II
Fondation
Henri Ner (13) naquit en 1861 dans une famille de très petite bourgeoisie : son père était receveur des postes ; sa mère fut institutrice libre avant de tenir une petite épicerie. Le ménage était à la fois catholique et profondément républicain.
Le petit Ner montra très tôt du goût et des facilités pour l’art oratoire. Quand on l’interrogeait sur ce qu’il voulait faire plus tard, il répondait : « Curé ! parce qu’on prêche… » Curé, c’était trop d’ambition : on l’envoya se faire moine. Ainsi, à l’âge de 12 ans, fut-il admis au noviciat de Saint-Paul-Trois-Châteaux dans la Drôme, établissement tenu par les Frères maristes.
Là, on lui enseigna que la vertu fondamentale menant à la perfection chrétienne est l’obéissance, dont le plus haut degré est l’obéissance aveugle, « celle qui conforme son jugement à celui du supérieur et qui croit que ce qui est prescrit […] est ce qu’il y a de mieux et de plus parfait pour lui (14) ». Cette conception de l’obéissance impliquait donc non seulement l’abandon de toute liberté d’action, mais encore le renoncement à toute liberté de pensée, la dissolution de toute volonté propre dans celle du prescripteur.
Ryner rapporte dans ses souvenirs que pour préserver sa liberté intérieure, il se fortifiait de l’exemple des stoïciens, se répétant les formules d’Épictète. Ainsi quand le maître des novices l’interrogeait :
– Que pensez-vous ?
– Aux stoïciens, cher frère.
[…]
– Que vous apprennent-ils donc vos stoïciens ?
– Ils m’apprennent que tout ce qui ne dépend pas de moi est indifférent.
– Pas mal – reconnut-il. Mais c’est dit avec plus d’onction dans Les Principes de la Perfection… Vous apprennent-ils encore autre chose ?
– Oui, cher frère. Ils m’apprennent que, même dans uneprison ou dans une maison de fous, je puis garder ma pensée libre(15).

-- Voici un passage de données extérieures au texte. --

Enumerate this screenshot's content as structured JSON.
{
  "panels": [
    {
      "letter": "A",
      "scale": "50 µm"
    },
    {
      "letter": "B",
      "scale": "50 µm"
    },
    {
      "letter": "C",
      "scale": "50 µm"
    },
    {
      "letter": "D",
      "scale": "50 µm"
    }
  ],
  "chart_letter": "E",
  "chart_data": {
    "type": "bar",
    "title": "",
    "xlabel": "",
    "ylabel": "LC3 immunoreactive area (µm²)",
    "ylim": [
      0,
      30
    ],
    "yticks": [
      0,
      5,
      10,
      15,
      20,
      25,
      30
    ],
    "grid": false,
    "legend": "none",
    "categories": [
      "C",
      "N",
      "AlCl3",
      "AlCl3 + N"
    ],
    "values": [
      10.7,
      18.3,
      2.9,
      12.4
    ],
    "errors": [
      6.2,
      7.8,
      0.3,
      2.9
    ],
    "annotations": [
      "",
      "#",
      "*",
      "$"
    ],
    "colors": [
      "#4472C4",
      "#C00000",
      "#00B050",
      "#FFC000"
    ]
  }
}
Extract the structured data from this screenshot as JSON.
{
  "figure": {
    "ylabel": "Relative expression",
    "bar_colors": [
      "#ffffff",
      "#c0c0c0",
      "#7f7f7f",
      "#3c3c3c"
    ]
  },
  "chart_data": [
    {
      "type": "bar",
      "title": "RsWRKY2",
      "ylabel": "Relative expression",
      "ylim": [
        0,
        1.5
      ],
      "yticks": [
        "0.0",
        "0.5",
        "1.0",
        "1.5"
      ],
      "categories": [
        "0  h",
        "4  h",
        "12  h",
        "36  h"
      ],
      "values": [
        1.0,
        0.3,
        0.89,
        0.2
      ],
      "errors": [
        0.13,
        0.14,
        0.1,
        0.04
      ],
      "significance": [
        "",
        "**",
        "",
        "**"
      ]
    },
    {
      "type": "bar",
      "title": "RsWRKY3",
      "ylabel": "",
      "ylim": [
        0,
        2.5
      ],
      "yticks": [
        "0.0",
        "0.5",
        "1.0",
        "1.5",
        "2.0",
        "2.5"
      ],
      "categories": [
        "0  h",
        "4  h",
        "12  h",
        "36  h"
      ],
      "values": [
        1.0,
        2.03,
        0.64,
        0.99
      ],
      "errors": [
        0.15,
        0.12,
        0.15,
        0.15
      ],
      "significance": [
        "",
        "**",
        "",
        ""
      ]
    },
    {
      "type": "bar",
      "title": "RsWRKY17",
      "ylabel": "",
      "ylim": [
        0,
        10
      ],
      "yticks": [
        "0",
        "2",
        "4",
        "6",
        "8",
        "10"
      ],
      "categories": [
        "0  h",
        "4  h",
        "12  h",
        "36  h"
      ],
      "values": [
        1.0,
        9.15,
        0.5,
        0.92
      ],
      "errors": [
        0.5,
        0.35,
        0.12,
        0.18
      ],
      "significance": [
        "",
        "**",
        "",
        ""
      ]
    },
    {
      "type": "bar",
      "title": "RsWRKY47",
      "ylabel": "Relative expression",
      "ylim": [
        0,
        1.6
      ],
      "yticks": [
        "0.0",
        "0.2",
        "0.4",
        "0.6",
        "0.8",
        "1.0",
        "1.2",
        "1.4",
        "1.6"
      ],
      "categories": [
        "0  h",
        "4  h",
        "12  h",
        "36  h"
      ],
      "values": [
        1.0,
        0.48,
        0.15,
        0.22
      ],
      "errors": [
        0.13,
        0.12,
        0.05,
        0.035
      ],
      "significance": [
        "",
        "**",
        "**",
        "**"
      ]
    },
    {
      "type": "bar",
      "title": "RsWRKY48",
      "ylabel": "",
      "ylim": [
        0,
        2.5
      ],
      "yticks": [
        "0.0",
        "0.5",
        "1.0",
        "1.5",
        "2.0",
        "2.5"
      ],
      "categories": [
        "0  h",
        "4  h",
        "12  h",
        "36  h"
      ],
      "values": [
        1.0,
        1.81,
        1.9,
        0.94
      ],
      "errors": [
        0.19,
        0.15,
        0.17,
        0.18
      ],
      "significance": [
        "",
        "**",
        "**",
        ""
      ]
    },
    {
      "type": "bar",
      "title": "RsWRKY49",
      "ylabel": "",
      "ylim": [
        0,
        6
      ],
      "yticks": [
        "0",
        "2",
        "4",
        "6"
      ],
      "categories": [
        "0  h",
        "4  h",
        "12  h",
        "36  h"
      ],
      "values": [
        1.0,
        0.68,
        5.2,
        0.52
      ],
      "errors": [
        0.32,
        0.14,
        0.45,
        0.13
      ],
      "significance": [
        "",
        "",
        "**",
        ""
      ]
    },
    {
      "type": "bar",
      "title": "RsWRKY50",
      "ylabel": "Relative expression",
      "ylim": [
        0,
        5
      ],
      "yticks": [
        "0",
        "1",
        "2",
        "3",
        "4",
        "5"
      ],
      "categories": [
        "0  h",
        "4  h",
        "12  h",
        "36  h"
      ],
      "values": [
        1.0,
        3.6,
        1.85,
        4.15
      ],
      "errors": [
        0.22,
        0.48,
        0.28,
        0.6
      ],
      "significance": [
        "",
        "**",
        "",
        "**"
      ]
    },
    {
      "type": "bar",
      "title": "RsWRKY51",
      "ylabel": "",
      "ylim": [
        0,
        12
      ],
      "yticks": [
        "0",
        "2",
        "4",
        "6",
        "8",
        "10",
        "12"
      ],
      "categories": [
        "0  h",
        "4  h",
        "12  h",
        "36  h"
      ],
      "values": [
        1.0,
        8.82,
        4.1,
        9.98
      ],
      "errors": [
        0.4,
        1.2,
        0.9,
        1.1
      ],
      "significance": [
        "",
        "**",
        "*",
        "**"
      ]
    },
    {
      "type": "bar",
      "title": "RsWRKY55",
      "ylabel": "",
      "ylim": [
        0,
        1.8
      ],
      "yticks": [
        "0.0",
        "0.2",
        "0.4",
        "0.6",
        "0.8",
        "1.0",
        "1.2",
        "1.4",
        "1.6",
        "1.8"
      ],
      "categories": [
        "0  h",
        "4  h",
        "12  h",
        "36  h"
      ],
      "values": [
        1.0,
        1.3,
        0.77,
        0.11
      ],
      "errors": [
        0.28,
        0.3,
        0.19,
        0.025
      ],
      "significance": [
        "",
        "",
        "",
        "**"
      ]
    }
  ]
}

Il ne faut pas se faire d’illusions : Ryner a recréé sous le régime de la fiction – et au moule de sa propre personnalité – les actes, le verbe et les songes de tant de penseurs qu’il serait étonnant qu’il n’y ait pas quelque part légendaire dans l’expression de ses souvenirs. Mais qu’importe ! je pense que dans cet épisode, aussi reconstruit qu’il puisse l’être, nous touchons à une caractéristique importante de l’« option existentielle » fondatrice de la philosophie rynérienne : la nécessité de préserver sa liberté intérieure – ou, si l’on préfère, sa santé mentale – en une société perçue, même en dehors des murs de quelque noviciat, comme une vaste extension de la Santé, sinon de Charenton.
Et l’un des intérêts des philosophies antiques est de regorger d’outils pratiques permettant de conserver et de fortifier cette liberté intérieure si précieuse. Les stoïciens ayant été les meilleurs artisans en la matière, on ne s’étonnera pas de voir Ryner se reconnaître à l’occasion comme « néostoïcien ».
On va voir que l’on détecte les linéaments de l’influence stoïcienne très tôt dans son oeuvre, avant même que Ryner ne se soit reconnu comme individualiste.
Notes
(13) Henri Ner ne prendra son pseudonyme purement visuel de Han Ryner qu’en 1898.
(14) D’après Les principes de la perfection chrétienne et religieuse, à l’usage des Petits-Frères-de- Marie, cité par Han Ryner dans J’ai nom Eliacin, Les éditions Sésame pour les Amis de Han Ryner, 1956, p. 93.
(15) J’ai nom Eliacin, op. cit., p. 94.
(16) Nombre d’éléments biographiques ont été rassemblés par Louis Simon, gendre de Han Ryner, dans À la découverte de Han Ryner, Le Pavillon, 1970 (préface de Jean Rostand) et Un individualiste dans le social, éd. Syndicalistes, 1973. Des souvenirs ont été publiés sous les titres J’ai nom Eliacin (1956), … Aux orties (1957) et Le Sillage parfumé (1958), tous trois aux éditions Sésame. Haussements d’épaules reste inédit en volume, mais a été publié dans les Cahiers des Amis de Han Ryner. Enfin, pour une étude chronologique et méthodique de l’oeuvre mise en parallèle avec la vie, on consultera la thèse de Gérard Lecha : Han Ryner ou La Pensée sociale d’un individualiste au début du siècle, Université François-Rabelais de Tours, 1993.